The middle section demanded more creative thinking. Pfizer asked for
the firm's thoughts on the pharmaceutical business, and how the firm
demonstrated the company's core values. A sample question: "It is
often said that the industry is not doing a good job of representing
itself in the public domain. Do you agree? If so, what do you think
the industry and Pfizer should be doing differently?"
The last section focused on money. Here, Pfizer pushed the envelope
of what clients ask of service providers. Pfizer wanted law firms to
include monthly budget forecasts for representing Pfizer, annual
revenue breakdowns for the firm, and the percentage of revenue
derived from a firm's top client. Pfizer also asked for what it
calls "most favored nations" status, meaning it wanted rates no
higher than those charged to a firm's largest and most influential
non-pro bono client. And Pfizer asked the firms whether they would
be willing to freeze their rates from the inception of a matter
until its conclusion.
Providing those answers was not easy. Some firms brought in outside
consultants and accountants. Steven Glickstein, a partner at New
York-based Kaye Scholer, said his firm had 25 partners devoting
"hundreds of manhours" to the project. (Kaye Scholer made the final
list.)
Some firms went beyond the normal marketing department drafting.
Hunton & Williams, which Pfizer said did "not have a great deal of
pharmaceutical experience," hired a jury consultant to conduct a
focus group on how jurors view pharmaceutical issues. There were
testaments, too. DLA Piper Rudnick Gray Cary's response included a
1997 letter from New York state judge W. Denis Donovan to the firm
complimenting one of its product liability attorneys as "undoubtedly
the finest, most proficient, best prepared, and most gentlemanly
trial lawyer, I, in my 27 years as a judge and justice, ever
witnessed." (The extra efforts paid off. Both firms were chosen.)
New York Interviews
The first cut came in March. From the original 103 firms, Pfizer
pared the list to 43. Then, through May and July, lawyers from those
firms traveled to New York for a cross-examination by a phalanx of
Pfizer lawyers and its consultants. The sessions caused more than a
little internal friction. For instance, Pfizer suggested that firms
bring six or fewer lawyers to the table, including one person whom
the firm considered a rising superstar. Lawyers at one giant firm
argued over whom to take. "You can't imagine the amount of
politicking this raised," said an insider there who requested
anonymity.
The sessions got pretty lively. Many of the slick PowerPoint
presentations were ignored as Pfizer's inquisitors pressed lawyers
on their RFI responses. Chuck Socha, a partner at Denver's Socha,
Perczak, Setter & Anderson, said his questioners wanted to know how
his small firm, which had never handled Pfizer business before,
could possibly handle litigation from Utah all the way up to
Washington State. "They said, 'You have a 14-member team. What makes
you think you're capable of running the region?' "We have skins on
the wall," Mr. Socha said he responded, pointing to its vigorous
defenses in asbestos and silica litigation. (Socha, Perczak made the
final list.)
'A Lot Expected'
This fall Pfizer contacted the 24 firms that made the final list.

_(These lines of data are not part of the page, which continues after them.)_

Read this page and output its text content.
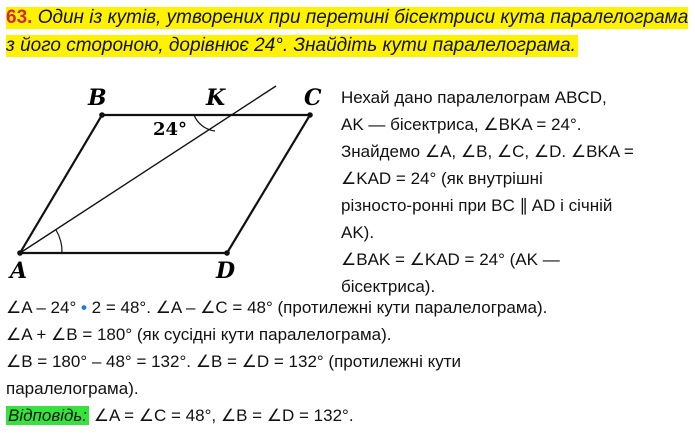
63. Один із кутів, утворених при перетині бісектриси кута паралелограма з його стороною, дорівнює 24°. Знайдіть кути паралелограма.
B	K	C
A	D
24°

Нехай дано паралелограм ABCD,

AK — бісектриса, ∠BKA = 24°.

Знайдемо ∠A, ∠B, ∠C, ∠D. ∠BKA =

∠KAD = 24° (як внутрішні

різносто-ронні при BC ∥ AD і січній

AK).

∠BAK = ∠KAD = 24° (AK —

бісектриса).

∠A – 24° • 2 = 48°. ∠A – ∠C = 48° (протилежні кути паралелограма).

∠A + ∠B = 180° (як сусідні кути паралелограма).

∠B = 180° – 48° = 132°. ∠B = ∠D = 132° (протилежні кути

паралелограма).

Відповідь: ∠A = ∠C = 48°, ∠B = ∠D = 132°.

Later this year lawyers from the winning firms will travel to
Pfizer's research & development labs in Groton, Conn., to take a
tour of the labs and meet with its litigation team, including Mr.

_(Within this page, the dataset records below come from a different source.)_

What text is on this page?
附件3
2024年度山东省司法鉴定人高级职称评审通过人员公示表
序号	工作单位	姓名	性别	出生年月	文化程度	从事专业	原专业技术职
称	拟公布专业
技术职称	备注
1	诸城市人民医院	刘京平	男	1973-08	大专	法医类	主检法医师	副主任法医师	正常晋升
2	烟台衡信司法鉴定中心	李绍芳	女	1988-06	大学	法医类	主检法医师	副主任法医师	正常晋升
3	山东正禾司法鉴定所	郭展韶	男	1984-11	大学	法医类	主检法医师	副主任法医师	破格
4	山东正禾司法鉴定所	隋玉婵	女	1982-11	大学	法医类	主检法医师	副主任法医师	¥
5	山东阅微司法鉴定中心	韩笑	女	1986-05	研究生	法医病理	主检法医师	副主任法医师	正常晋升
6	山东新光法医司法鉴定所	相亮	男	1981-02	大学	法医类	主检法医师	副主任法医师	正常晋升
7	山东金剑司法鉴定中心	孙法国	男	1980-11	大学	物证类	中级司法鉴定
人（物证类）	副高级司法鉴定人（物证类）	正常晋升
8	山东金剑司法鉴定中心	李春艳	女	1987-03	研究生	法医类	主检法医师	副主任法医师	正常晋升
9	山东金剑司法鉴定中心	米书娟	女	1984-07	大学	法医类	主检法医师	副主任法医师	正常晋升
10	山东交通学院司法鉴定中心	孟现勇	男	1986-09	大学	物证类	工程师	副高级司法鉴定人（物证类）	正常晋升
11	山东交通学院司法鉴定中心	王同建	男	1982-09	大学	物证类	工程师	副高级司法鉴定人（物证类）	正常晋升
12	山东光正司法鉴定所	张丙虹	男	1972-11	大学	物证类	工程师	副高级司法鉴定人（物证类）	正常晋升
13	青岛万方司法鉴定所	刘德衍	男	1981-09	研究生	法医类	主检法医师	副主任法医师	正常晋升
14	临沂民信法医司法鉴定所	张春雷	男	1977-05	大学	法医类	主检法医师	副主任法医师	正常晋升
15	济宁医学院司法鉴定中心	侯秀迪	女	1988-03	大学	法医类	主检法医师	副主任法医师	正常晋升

Waxman, Mr. Paulmann, and Sandra Phillips, a Pfizer assistant
general counsel and section chief for product litigation. "I want
these folks to see the lifeblood of this company and to understand
in a much more intimate fashion what's going on here, what's
driving us, what are we doing as a company," said Mr. Waxman.

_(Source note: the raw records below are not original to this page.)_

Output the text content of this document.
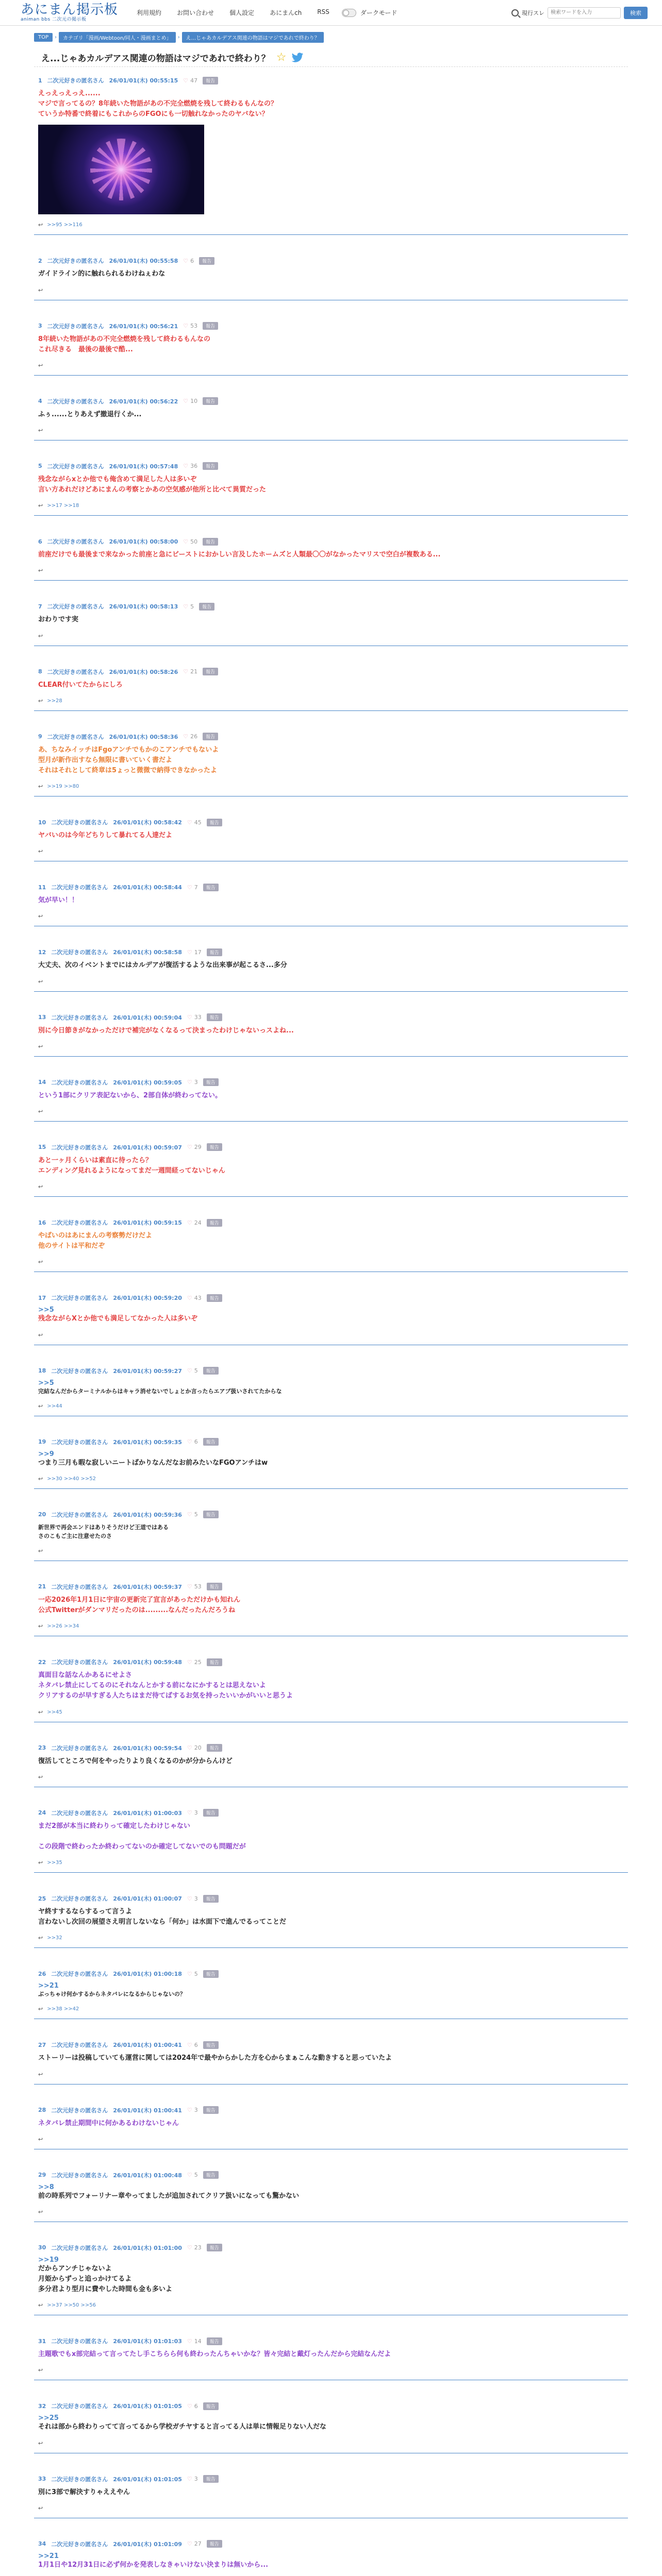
あにまん掲示板
animan bbs 二次元の掲示板
利用規約	お問い合わせ	個人設定	あにまんch	RSS	ダークモード	現行スレ
検索ワードを入力	検索
TOP	›	カテゴリ「漫画/Webtoon/同人・漫画まとめ」	›	え...じゃあカルデアス関連の物語はマジであれで終わり？
え...じゃあカルデアス関連の物語はマジであれで終わり？ ☆
1 二次元好きの匿名さん 26/01/01(木) 00:55:15 ♡ 47	報告
えっえっえっえ......
マジで言ってるの？8年続いた物語があの不完全燃焼を残して終わるもんなの？
ていうか特番で終着にもこれからのFGOにも一切触れなかったのヤバない？
↩ >>95 >>116
2 二次元好きの匿名さん 26/01/01(木) 00:55:58 ♡ 6	報告
ガイドライン的に触れられるわけねぇわな
↩
3 二次元好きの匿名さん 26/01/01(木) 00:56:21 ♡ 53	報告
8年続いた物語があの不完全燃焼を残して終わるもんなの
これ尽きる　最後の最後で酷...
↩
4 二次元好きの匿名さん 26/01/01(木) 00:56:22 ♡ 10	報告
ふぅ......とりあえず撤退行くか...
↩
5 二次元好きの匿名さん 26/01/01(木) 00:57:48 ♡ 36	報告
残念ながらxとか他でも俺含めて満足した人は多いぞ
言い方あれだけどあにまんの考察とかあの空気感が他所と比べて異質だった
↩ >>17 >>18
6 二次元好きの匿名さん 26/01/01(木) 00:58:00 ♡ 50	報告
前座だけでも最後まで来なかった前座と急にビーストにおかしい言及したホームズと人類最〇〇がなかったマリスで空白が複数ある...
↩
7 二次元好きの匿名さん 26/01/01(木) 00:58:13 ♡ 5	報告
おわりです実
↩
8 二次元好きの匿名さん 26/01/01(木) 00:58:26 ♡ 21	報告
CLEAR付いてたからにしろ
↩ >>28
9 二次元好きの匿名さん 26/01/01(木) 00:58:36 ♡ 26	報告
あ、ちなみイッチはFgoアンチでもかのこアンチでもないよ
型月が新作出すなら無限に書いていく書だよ
それはそれとして終章は5ょっと微微で納得できなかったよ
↩ >>19 >>80
10 二次元好きの匿名さん 26/01/01(木) 00:58:42 ♡ 45	報告
ヤバいのは今年どちりして暴れてる人達だよ
↩
11 二次元好きの匿名さん 26/01/01(木) 00:58:44 ♡ 7	報告
気が早い！！
↩
12 二次元好きの匿名さん 26/01/01(木) 00:58:58 ♡ 17	報告
大丈夫、次のイベントまでにはカルデアが復活するような出来事が起こるさ...多分
↩
13 二次元好きの匿名さん 26/01/01(木) 00:59:04 ♡ 33	報告
別に今日節きがなかっただけで補完がなくなるって決まったわけじゃないっスよね...
↩
14 二次元好きの匿名さん 26/01/01(木) 00:59:05 ♡ 3	報告
という1部にクリア表記ないから、2部自体が終わってない。
↩
15 二次元好きの匿名さん 26/01/01(木) 00:59:07 ♡ 29	報告
あと一ヶ月くらいは素直に待ったら？
エンディング見れるようになってまだ一週間経ってないじゃん
↩
16 二次元好きの匿名さん 26/01/01(木) 00:59:15 ♡ 24	報告
やばいのはあにまんの考察勢だけだよ
他のサイトは平和だぞ
↩
17 二次元好きの匿名さん 26/01/01(木) 00:59:20 ♡ 43	報告
>>5
残念ながらXとか他でも満足してなかった人は多いぞ
↩
18 二次元好きの匿名さん 26/01/01(木) 00:59:27 ♡ 5	報告
>>5
完結なんだからターミナルからはキャラ消せないでしょとか言ったらエアプ扱いされてたからな
↩ >>44
19 二次元好きの匿名さん 26/01/01(木) 00:59:35 ♡ 6	報告
>>9
つまり三月も暇な寂しいニートばかりなんだなお前みたいなFGOアンチはw
↩ >>30 >>40 >>52
20 二次元好きの匿名さん 26/01/01(木) 00:59:36 ♡ 5	報告
新世界で再会エンドはありそうだけど王道ではある
さのこもご主に注意せたのさ
↩
21 二次元好きの匿名さん 26/01/01(木) 00:59:37 ♡ 53	報告
一応2026年1月1日に宇宙の更新完了宣言があっただけかも知れん
公式Twitterがダンマリだったのは.........なんだったんだろうね
↩ >>26 >>34
22 二次元好きの匿名さん 26/01/01(木) 00:59:48 ♡ 25	報告
真面目な話なんかあるにせよさ
ネタバレ禁止にしてるのにそれなんとかする前になにかするとは思えないよ
クリアするのが早すぎる人たちはまだ待てばするお気を持ったいいかがいいと思うよ
↩ >>45
23 二次元好きの匿名さん 26/01/01(木) 00:59:54 ♡ 20	報告
復活してところで何をやったりより良くなるのかが分からんけど
↩
24 二次元好きの匿名さん 26/01/01(木) 01:00:03 ♡ 3	報告
まだ2部が本当に終わりって確定したわけじゃない

この段階で終わったか終わってないのか確定してないでのも問題だが
↩ >>35
25 二次元好きの匿名さん 26/01/01(木) 01:00:07 ♡ 3	報告
ヤ終すするならするって言うよ
言わないし次回の展望さえ明言しないなら「何か」は水面下で進んでるってことだ
↩ >>32
26 二次元好きの匿名さん 26/01/01(木) 01:00:18 ♡ 5	報告
>>21
ぶっちゃけ何かするからネタバレになるからじゃないの？
↩ >>38 >>42
27 二次元好きの匿名さん 26/01/01(木) 01:00:41 ♡ 6	報告
ストーリーは投稿していても運営に関しては2024年で最やからかした方を心からまぁこんな動きすると思っていたよ
↩
28 二次元好きの匿名さん 26/01/01(木) 01:00:41 ♡ 3	報告
ネタバレ禁止期間中に何かあるわけないじゃん
↩
29 二次元好きの匿名さん 26/01/01(木) 01:00:48 ♡ 5	報告
>>8
前の時系列でフォーリナー章やってましたが追加されてクリア扱いになっても驚かない
↩
30 二次元好きの匿名さん 26/01/01(木) 01:01:00 ♡ 23	報告
>>19
だからアンチじゃないよ
月姫からずっと追っかけてるよ
多分君より型月に費やした時間も金も多いよ
↩ >>37 >>50 >>56
31 二次元好きの匿名さん 26/01/01(木) 01:01:03 ♡ 14	報告
主題歌でもx部完結って言ってたし手こちらら何も終わったんちゃいかな？皆々完結と戴灯ったんだから完結なんだよ
↩
32 二次元好きの匿名さん 26/01/01(木) 01:01:05 ♡ 6	報告
>>25
それは部から終わりってて言ってるから学校ガチヤすると言ってる人は単に情報足りない人だな
↩
33 二次元好きの匿名さん 26/01/01(木) 01:01:05 ♡ 3	報告
別に3部で解決すりゃええやん
↩
34 二次元好きの匿名さん 26/01/01(木) 01:01:09 ♡ 27	報告
>>21
1月1日や12月31日に必ず何かを発表しなきゃいけない決まりは無いから...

But the winning firms cannot rest easy. "The feedback I've gotten
from the firms was 'This was painful. This was long. It was
arduous,'" Mr. Waxman said. But he stressed the outcome: "Better
relationships, better value there's a lot expected at this point."
Eriq Gardner is a writer for Corporate Counsel magazine, an
affiliate of the New York Law Journal. A version of this article
will appear in the December issue of the magazine.